The prominent articles about John include a demonstration of magic tricks (page 38) and his visit to the Royal Mint (page 18), although the photographs in both of these articles do seem to indicate some of his hallmark 'have a go at anything and always with great gusto and humour' attitude applied even to the cleaning of thousands of pre-decimalisation one penny coins. 

In 1966 Valerie is clearly reinforcing her, by-then, well established role as foremost female icon and role model of British children's television. Whether it be caring for Jason's kittens (though remember that Jason was a male cat so his personal role in either producing or nurturing Matthew and Olwen would have been limited compared to his Blue Peter counterpart Petra with her litter of puppies), cleverly making things out of old cardboard boxes and plastic bottles, assisting John with his magic tricks (page 39), feeding Joey the parrot (page 48) or demonstrating a recipe for sugar snowmen (page 70), Valerie singularly maintains a strong girl-oriented perspective (in the context of its time) on what might have otherwise evolved into a slightly macho boys-own style action programme.
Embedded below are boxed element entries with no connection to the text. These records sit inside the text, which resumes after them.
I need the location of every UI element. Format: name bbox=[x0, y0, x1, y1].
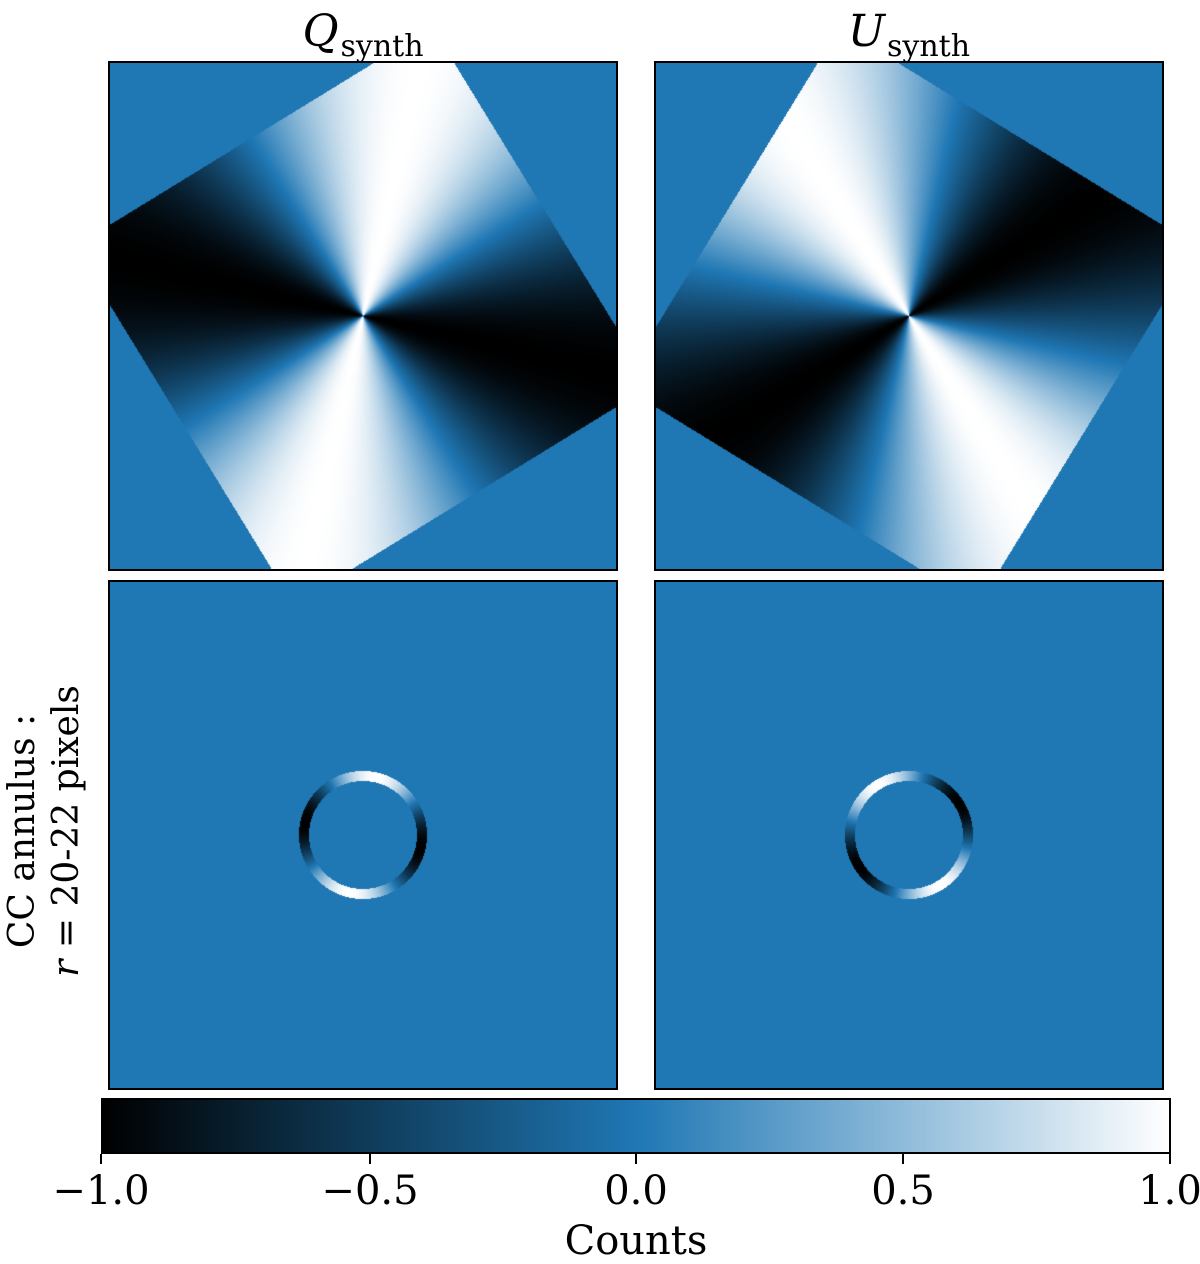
colorbar-tick-label: 0.0 bbox=[604, 1168, 668, 1214]
row-label-rest: = 20-22 pixels bbox=[46, 685, 87, 960]
colorbar-tick-label: 0.5 bbox=[871, 1168, 935, 1214]
row-label-line2: r = 20-22 pixels bbox=[45, 581, 89, 1081]
u-synth-image bbox=[656, 63, 1162, 569]
colorbar-tick bbox=[635, 1154, 637, 1164]
q-synth-image bbox=[110, 63, 616, 569]
colorbar-tick-label: −1.0 bbox=[52, 1168, 150, 1214]
row-label-text: CC annulus : r = 20-22 pixels bbox=[1, 581, 89, 1081]
title-q-synth: Qsynth bbox=[110, 6, 616, 64]
q-annulus-image bbox=[110, 582, 616, 1088]
title-u-main: U bbox=[847, 6, 886, 57]
u-annulus-image bbox=[656, 582, 1162, 1088]
panel-q-synth bbox=[108, 61, 618, 571]
colorbar-tick-label: −0.5 bbox=[321, 1168, 419, 1214]
title-u-synth: Usynth bbox=[656, 6, 1162, 64]
row-label-var: r bbox=[46, 959, 87, 977]
panel-q-annulus bbox=[108, 580, 618, 1090]
colorbar bbox=[101, 1098, 1171, 1154]
panel-u-synth bbox=[654, 61, 1164, 571]
title-q-sub: synth bbox=[340, 29, 424, 64]
row-label-line1: CC annulus : bbox=[2, 713, 43, 949]
colorbar-tick bbox=[1169, 1154, 1171, 1164]
colorbar-tick bbox=[902, 1154, 904, 1164]
panel-u-annulus bbox=[654, 580, 1164, 1090]
colorbar-tick bbox=[369, 1154, 371, 1164]
colorbar-label: Counts bbox=[564, 1218, 708, 1264]
colorbar-tick-label: 1.0 bbox=[1138, 1168, 1200, 1214]
colorbar-tick bbox=[100, 1154, 102, 1164]
title-u-sub: synth bbox=[887, 29, 971, 64]
title-q-main: Q bbox=[302, 6, 339, 57]
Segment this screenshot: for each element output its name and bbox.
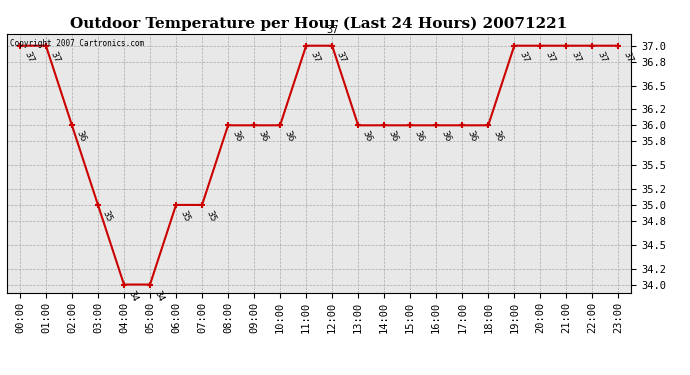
Text: 36: 36 <box>75 129 88 144</box>
Text: 36: 36 <box>491 129 504 144</box>
Text: 34: 34 <box>152 289 166 303</box>
Text: 36: 36 <box>387 129 400 144</box>
Text: 37: 37 <box>49 50 61 64</box>
Text: 37: 37 <box>23 50 36 64</box>
Text: 37: 37 <box>326 25 338 34</box>
Text: 36: 36 <box>413 129 426 144</box>
Text: 37: 37 <box>595 50 608 64</box>
Text: 34: 34 <box>127 289 140 303</box>
Text: 37: 37 <box>335 50 348 64</box>
Text: 37: 37 <box>309 50 322 64</box>
Title: Outdoor Temperature per Hour (Last 24 Hours) 20071221: Outdoor Temperature per Hour (Last 24 Ho… <box>70 17 568 31</box>
Text: Copyright 2007 Cartronics.com: Copyright 2007 Cartronics.com <box>10 39 144 48</box>
Text: 37: 37 <box>543 50 556 64</box>
Text: 36: 36 <box>465 129 478 144</box>
Text: 35: 35 <box>179 209 192 224</box>
Text: 37: 37 <box>621 50 634 64</box>
Text: 36: 36 <box>257 129 270 144</box>
Text: 35: 35 <box>101 209 114 224</box>
Text: 37: 37 <box>517 50 530 64</box>
Text: 35: 35 <box>205 209 218 224</box>
Text: 36: 36 <box>361 129 374 144</box>
Text: 36: 36 <box>283 129 296 144</box>
Text: 37: 37 <box>569 50 582 64</box>
Text: 36: 36 <box>231 129 244 144</box>
Text: 36: 36 <box>439 129 452 144</box>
Consumate pro Singleton helps novice Noakes with his knot work

What is absent from the Blue Peter book of 1966 is any reference to the contemporary issues of the day. For instance, there is no way on earth that the Blue Peter annual of 2012 (if only there was one) would avoid featuring the London Olympic and Paralymic Games, yet the third Blue Peter book contains no reference to England winning the World Cup at Wembley or any other topical events of the year which, retrospectively, would have added an interesting historical angle. Did this reflect a prevailing attitude from the editorial team and BBC aspirations generally, that children's television wasn't a place for 'news' or that children and teenagers shouldn't do 'issues'?
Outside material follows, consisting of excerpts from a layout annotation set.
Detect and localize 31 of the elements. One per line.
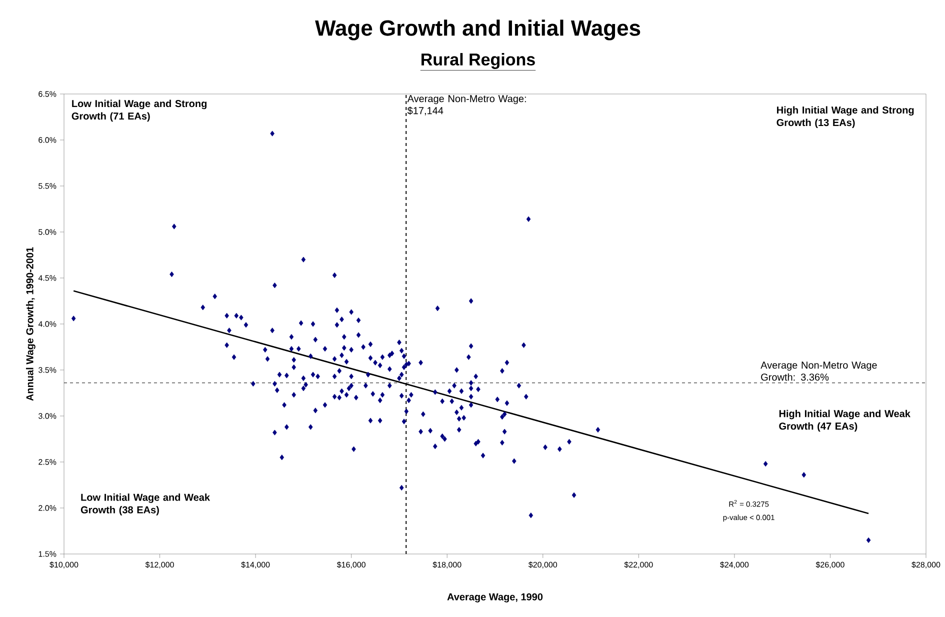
y-tick-label: 3.0%	[38, 413, 56, 419]
ref-line-label: Average Non-Metro Wage: $17,144	[407, 95, 526, 116]
x-tick-label: $12,000	[145, 562, 174, 568]
y-tick-label: 2.0%	[38, 505, 56, 511]
annotation: High Initial Wage and Strong Growth (13 EAs)	[776, 106, 914, 128]
y-tick-label: 4.0%	[38, 321, 56, 327]
x-tick-label: $20,000	[528, 562, 558, 568]
y-axis-title: Annual Wage Growth, 1990-2001	[26, 247, 36, 401]
x-tick-label: $26,000	[816, 562, 844, 568]
ref-line-label: Average Non-Metro Wage Growth: 3.36%	[760, 362, 877, 381]
y-tick-label: 6.5%	[38, 91, 56, 97]
x-axis-title: Average Wage, 1990	[447, 593, 543, 602]
y-tick-label: 2.5%	[38, 459, 56, 465]
x-tick-label: $24,000	[720, 562, 749, 568]
annotation: Low Initial Wage and Strong Growth (71 EAs)	[72, 100, 207, 122]
x-tick-label: $22,000	[624, 562, 653, 568]
x-tick-label: $16,000	[336, 562, 366, 568]
x-tick-label: $28,000	[912, 562, 940, 568]
y-tick-label: 5.5%	[38, 183, 56, 189]
x-tick-label: $14,000	[241, 562, 270, 568]
y-tick-label: 6.0%	[38, 137, 56, 143]
y-tick-label: 1.5%	[38, 551, 56, 557]
x-tick-label: $10,000	[50, 562, 78, 568]
y-tick-label: 3.5%	[38, 367, 56, 373]
x-tick-label: $18,000	[432, 562, 462, 568]
annotation: High Initial Wage and Weak Growth (47 EAs)	[779, 410, 910, 432]
chart-title: Wage Growth and Initial Wages	[315, 20, 640, 40]
y-tick-label: 5.0%	[38, 229, 56, 235]
annotation: Low Initial Wage and Weak Growth (38 EAs)	[80, 494, 210, 516]
chart-subtitle: Rural Regions	[422, 53, 535, 69]
y-tick-label: 4.5%	[38, 275, 56, 281]
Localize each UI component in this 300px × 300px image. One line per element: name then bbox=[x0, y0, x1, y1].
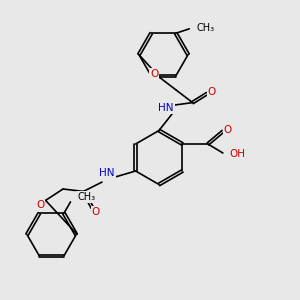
Text: O: O bbox=[92, 207, 100, 218]
Text: O: O bbox=[208, 87, 216, 97]
Text: HN: HN bbox=[99, 168, 115, 178]
Text: CH₃: CH₃ bbox=[197, 23, 215, 33]
Text: O: O bbox=[36, 200, 44, 210]
Text: HN: HN bbox=[158, 103, 174, 113]
Text: CH₃: CH₃ bbox=[77, 192, 95, 203]
Text: OH: OH bbox=[230, 149, 245, 160]
Text: O: O bbox=[224, 125, 232, 135]
Text: O: O bbox=[150, 69, 158, 79]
The prevailing sub-themes of the third Blue Peter book therefore continued to concentrate on pets, makes & recipes, hobbies & puzzles, children's stories, charity & public services and heroes of history.

The strong focus on children's literature and cartoon based story telling continues in the 1966 Blue Peter book with features from regular contributors such as William Timyn, aka Tim, with his adventures of Bleep and Booster the space boys and Bengo the lovable though naughty boxer pup who remains as endearing for me today as he did when I was five years old in 1966. Indeed my personal memory of being transfixed to the adventures of Bengo on Boxing day 1966 far outweigh my actual recollection of Geoff Hurst scoring his winner in the dieing seconds at Wembley that same year - so perhaps Blue Peter were reflecting something of the interest factors of mid-60's childhood after all. 

Forget Geoff Hurst and The Beatles, Christopher Trace had his finger on the pulse of what 5 year old boys like me were really into back in 1966

The third Blue Peter book also introduces Paddington Bear as a new member of the Blue Peter family. Author Michael Bond was working in the Blue Peter studio as a BBC cameraman when he first started writing what subsequently became a long series of Paddington stories especially for the programme and the annuals.

The third book of Blue Peter remains somewhat of a rarity amongst collectors compared with books from the later decades, though having said this they are reasonably common on e:bay for people willing to fork out between £10 and £20 - not a huge amount if you are trying to complete a collection. Most second hand copies have seen better days, which in fairness reflects the fact they have been enjoyed by children over two or three generations, so if you are purchasing one its worth checking out the condition and making sure it has a spine before committing your pennies! Don't panic, a reasonable one will come along soon.